A wide range of beneficial effects of fenugreek seeds has been reported by a number of researchers. In addition to antidiabetic effects, seeds have significant antiatherosclerotic [7], anti-inflammatory [8], antinociceptive [9], and antiulcerogenic activities [10] which are essential for cure of diabetes and cancer disease. Antioxidant property helps in anti-aging. The phenolic antioxidants present in the extract of fenugreek show free radical scavenging activity which reduce oxidative stress in the body. This reduced oxidative stress reduces frequency of age-related disorders [11].

It was reported that fenugreek seeds had low amount essential oil and fatty oil [12]. According to the essential oil compounds findings; olfactometry diacetyl, 1-Octen-3-one, sotolone, acetic acid; 3-Isobutyl-2-methoxypyrazine, butanoic acid, isovaleric acid, 3-isopropyl2-methoxypyrazine, caproic acid, eugenol, 3-Amino-4,5-dimethyl-3, linalool, (Z)-1,5-Octadiene-3-one, 4-dihydro-2(5H)-furanone were determined as the main components [13]. It has been noted that sotolone is mostly found in fenugreek (5 s)-enantiomeric form (95%) among these essential oil components.

A study on human sweat was conducted by Meghwal and Goswami [3] and regarding essential oil components; pinene,3-octen-2-one, 2,5-dimethylpyrazine, b-camphor; terpinen-4-ol, 4-isopropylbenzaldehyde were found as the odor in sweat, while neryl acetate and b-caryophylene, 2,5-dimethylpyrazine has been observed to be the main component responsible for the compound contributing to sweat odor.

Many studies have been conducted on the therapeutic applications of various plant species on different diseases such as fungal, viral and bacterial contamination.

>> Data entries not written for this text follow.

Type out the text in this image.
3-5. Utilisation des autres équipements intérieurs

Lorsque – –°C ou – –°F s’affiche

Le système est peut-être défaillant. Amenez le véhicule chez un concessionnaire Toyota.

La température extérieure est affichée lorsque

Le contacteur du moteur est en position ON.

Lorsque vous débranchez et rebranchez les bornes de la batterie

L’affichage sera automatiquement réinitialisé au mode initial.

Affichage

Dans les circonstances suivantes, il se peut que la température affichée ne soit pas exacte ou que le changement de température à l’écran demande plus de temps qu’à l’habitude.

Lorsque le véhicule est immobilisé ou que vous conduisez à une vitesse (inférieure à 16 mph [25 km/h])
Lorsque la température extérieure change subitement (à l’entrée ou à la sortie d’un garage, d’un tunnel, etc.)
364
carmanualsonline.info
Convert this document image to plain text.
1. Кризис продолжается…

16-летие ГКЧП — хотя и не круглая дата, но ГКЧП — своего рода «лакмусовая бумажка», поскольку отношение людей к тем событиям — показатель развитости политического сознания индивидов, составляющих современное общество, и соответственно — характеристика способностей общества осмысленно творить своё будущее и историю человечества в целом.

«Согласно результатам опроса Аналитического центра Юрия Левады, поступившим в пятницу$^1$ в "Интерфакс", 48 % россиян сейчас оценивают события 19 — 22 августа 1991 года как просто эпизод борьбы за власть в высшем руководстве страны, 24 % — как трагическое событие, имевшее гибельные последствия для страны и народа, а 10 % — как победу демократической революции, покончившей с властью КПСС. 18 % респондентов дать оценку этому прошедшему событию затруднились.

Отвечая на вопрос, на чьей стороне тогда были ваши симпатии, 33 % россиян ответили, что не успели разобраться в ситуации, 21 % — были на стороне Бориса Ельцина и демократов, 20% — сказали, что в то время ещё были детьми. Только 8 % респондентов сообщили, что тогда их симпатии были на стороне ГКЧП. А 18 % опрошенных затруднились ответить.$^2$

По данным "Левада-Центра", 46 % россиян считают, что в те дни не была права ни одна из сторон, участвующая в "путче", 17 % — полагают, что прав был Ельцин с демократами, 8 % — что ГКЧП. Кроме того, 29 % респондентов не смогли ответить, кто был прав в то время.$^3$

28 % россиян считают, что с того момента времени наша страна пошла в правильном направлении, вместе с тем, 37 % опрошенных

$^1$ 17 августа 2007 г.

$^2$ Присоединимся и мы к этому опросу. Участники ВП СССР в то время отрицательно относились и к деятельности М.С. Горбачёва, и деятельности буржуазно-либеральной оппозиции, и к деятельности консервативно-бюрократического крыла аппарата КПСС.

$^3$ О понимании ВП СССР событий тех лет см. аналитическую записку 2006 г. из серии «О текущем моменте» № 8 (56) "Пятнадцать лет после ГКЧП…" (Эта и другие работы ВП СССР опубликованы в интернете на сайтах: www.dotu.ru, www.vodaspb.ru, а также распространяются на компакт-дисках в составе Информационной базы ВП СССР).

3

Therefore, approximately one third of the world’s population uses traditional/therapeutic plants and their extracts in their treatments [14]. A drug with both antidiabetic and antioxidant activity is much more beneficial in the treatment of diabetes. In addition, herbal medicines are more preferred due to the undesirable side effects of the existing antidiabetic medicine. As can be seen from the above explanations, fenugreek has the potential to be a versatile herbal medicine. Therefore, further studies are needed to provide detailed information about the effects of fenugreek. So, in this review, it was aimed to inform about the studies conducted with the effects of fenugreek.

Generally, this study revealed the importance of focusing on the antioxidant, hypoglycemic, hypercholesterolemia, anticancer, antibacterial and antifungal properties, as well as on its medicinal properties, phytochemical and nutrient contents. In case, fenugreek is grown for bioactive secondary metabolites, concentrating on different activities such as polyphenol compounds, anti-inflammatory, antimicrobial properties.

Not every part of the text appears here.